"It was a trip of misery to myth," Eric Rasmussen said. The Foundation Professor and chair of the University of Nevada, Reno's English Department recounts his recent trip abroad, and said that the worldwide media attention and excitement of the discovery of a 17th century first folio of William Shakespeare overshadowed his initial hesitancy to visit Saint-Omer, France.
"I received a call from a Saint-Omer librarian a week before I traveled to London for a meeting to plan the British Library exhibit in 2016 around the 400th anniversary of Shakespeare's death," Rasmussen explained. "I didn't want to leave London; most of these calls or inquires amount to nothing, but the Saint-Omer library also has a Gutenberg Bible. It takes someone with enough knowledge and interest to do some research, so I thought I better check it out."
It was librarians at a public library in northern France, particularly the director of the medieval and early modern collection, Rémy Cordonnier, who took interest in a book with no title page and no marks on the binding. They decided to contact Rasmussen to make the final connection.
"It was raining horribly when I traveled from England to France, then so quickly had to return to London, then the United States," Rasmussen said. "It was not a pleasant trip, but it took almost no time at all to know that I was looking at an original Shakespeare folio."
Before this discovery, it is believed that just 232 of Shakespeare's 800 first folios - some of the rarest books in the world - still exist. The first folio is recognized with preserving many of his plays since none of his original manuscripts survived.
"There are many indicators to quickly be able to authenticate a relic like this," Rasmussen continued. "From the press variant, watermarks, paper composition and binding. It's just that so many historical items get buried or lost during time that a discovery like this is magnificent."
The library staff at first assumed the coverless book was an 18th- or 19th-century facsimile or reprint. The library is preparing for a British literature exhibition in 2015 and started to examine it more closely.
"It was cataloged with a Neville ownership signature," Rasmussen said, and during a National Public Radio interview on Thanksgiving Day, he further explained, "Neville was the alias that was taken by the Scarisbrick family, a family of Catholic nobles. And we know Edward Scarisbrick, who took the name of Neville, went to Saint-Omer College after the Catholics were banned from England's universities."
Rasmussen said that the Neville name has again provoked a long-disputed argument among scholars about whether William Shakespeare may have been a secret Catholic.
In a New York Times interview , the first American outlet to break the story of the first folio discovery late last month, Rasmussen further explained the quarrel.
"People have been making some vague arguments, but now for the first time we have a connection between the Jesuit college network and Shakespeare," he said. "The links become a little more substantial when you have this paper trail."
Rasmussen believes this discovery will stoke this controversial fire for some time. He's been busy personally answering every email he's received - nearly 500 the first week after media reports hit - many with requests to authenticate a family heirloom, a task he will not entertain.
Rasmussen now refocuses his time and attention to the British Library Shakespeare exhibition, which marks the 400th anniversary of Shakespeare's death in April 2016. He was asked to curate the exhibit, a role he humbly and proudly accepted.
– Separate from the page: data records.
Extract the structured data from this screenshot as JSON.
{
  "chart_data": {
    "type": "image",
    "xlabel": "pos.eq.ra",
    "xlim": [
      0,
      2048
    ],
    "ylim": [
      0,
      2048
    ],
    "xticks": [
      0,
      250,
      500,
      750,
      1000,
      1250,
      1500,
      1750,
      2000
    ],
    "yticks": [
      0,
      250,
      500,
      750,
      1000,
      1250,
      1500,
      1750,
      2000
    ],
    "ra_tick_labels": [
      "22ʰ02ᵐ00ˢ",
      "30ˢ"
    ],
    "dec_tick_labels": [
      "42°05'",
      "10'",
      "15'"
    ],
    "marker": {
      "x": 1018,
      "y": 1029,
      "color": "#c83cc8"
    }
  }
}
He will travel to London every few months leading up to the unveiling. The exhibit will run from April through September 2016.
Rasmussen has served on the Board of Trustees of the Shakespeare Association of America, on the General Council of the Malone Society, and as General Textual Editor of the Internet Shakespeare Editions Project - one of the most visited Shakespearean websites in the world.
Rasmussen has written and edited 50 scholarly books, the majority of which are about Shakespeare. He has established himself as the world's pre-eminent expert on Shakespeare's life, writing and language. Weighing in on the recent claims about the 1602 quarto edition of Thomas Kyd's play, The Spanish Tragedy, having been partially written by Shakespeare, and then moderating a scholarly duel on the authorship of Double Falsehood, people throughout the world turn to University of Nevada, Reno English Professor Rasmussen when they want to know more about Shakespeare.
At the University, Rasmussen has successfully garnered numerous grants and fellowships; has received the University's highest award for teaching excellence, the F. Donald Tibbitts Distinguished Teacher Award; the top teaching award for the entire Nevada System of Higher Education, the Regents' Teaching Award; and was selected last year as a Foundation Professor.